Green Finance: Fitnessprogramm für die Nachhaltigkeitsstrategie
Kommentar von Christian Groschupp, Mitglied der Geschäftsleitung und Leiter Competence Center Finanzierung bei Dr. Wieselhuber & Partner
Christian Groschupp
Partner
Der Markt für ESG-Finanzprodukte (Environment, Social, Governance) wächst 2021 rasant, das Volumen nachhaltig verwalteter Investmentfonds hat sich in Deutschland im ersten Halbjahr im Vergleich zum Vorjahr verdreifacht. Nicht verwunderlich also, dass das Thema ESG auch auf die Unternehmensfinanzierung durchschlägt. Kreditinstitute berücksichtigen bei Bonitätsbewertung und Steuerung ihrer Kreditportfolien zunehmend die steigenden ESG-Vorgaben und Selbstverpflichtungen zu Nachhaltigkeitskriterien. Bei den Emissionen von ESG-Anleihen wird 2021 ein Wachstum von 60% prognostiziert, wobei die Anzahl derjenigen Unternehmen, die erstmals einen nachhaltigen Bond emittiert, um das Fünffache steigen wird. Zur Messung der Nachhaltigkeitskriterien existieren mittlerweile etablierte Ratings und ein Rahmenwerk, wie z.B. der der Deutschen Nachhaltigkeitskodex.

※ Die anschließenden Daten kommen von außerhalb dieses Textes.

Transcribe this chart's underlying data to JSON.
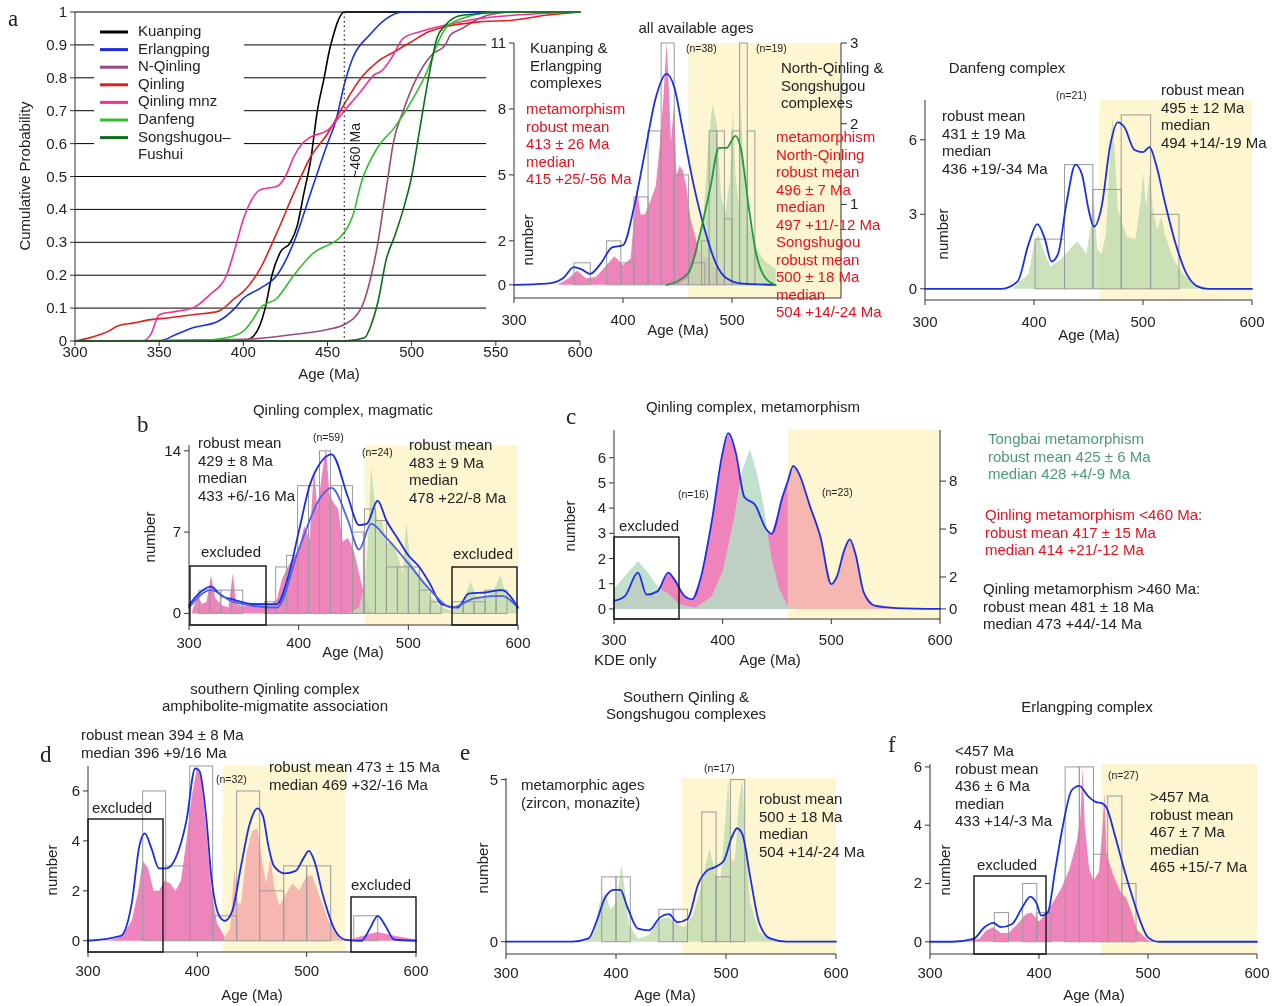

Mittelstand als „ESG-Zuschauer“
Gründe genug, dass auch der Mittelstand das Thema oben auf die CFO-Agenda setzt. Doch: Noch ist Green Finance das Spielfeld von Großkonzernen. Schließlich dominieren bei den Finanzprodukten heute die sog. ESG-Purpose Finanzierungen, bei denen die Mittelverwendung an einen bestimmten nachhaltigen Verwendungszweck gebunden ist. Diese Zweckbindung von Anleihen und Schuldscheinen ist für die Finanzierung viele Mittelständler nicht passend und umsetzbar. ESG-Kredite hingegen, bei denen die Zinskonditionen an bestimmte Nachhaltigkeitsziele auf Unternehmensebene gekoppelt werden, bieten eine deutlich größere Flexibilität. Die praktische Umsetzung im Mittelstand ist dennoch rar, denn der konkrete Preisvorteil nachhaltiger Darlehen ist noch überschaubar und spielt unter reinen Kosten-Nutzen Gesichtspunkten in der Finanzierungspraxis des Mittelstands keine wirkliche Rolle.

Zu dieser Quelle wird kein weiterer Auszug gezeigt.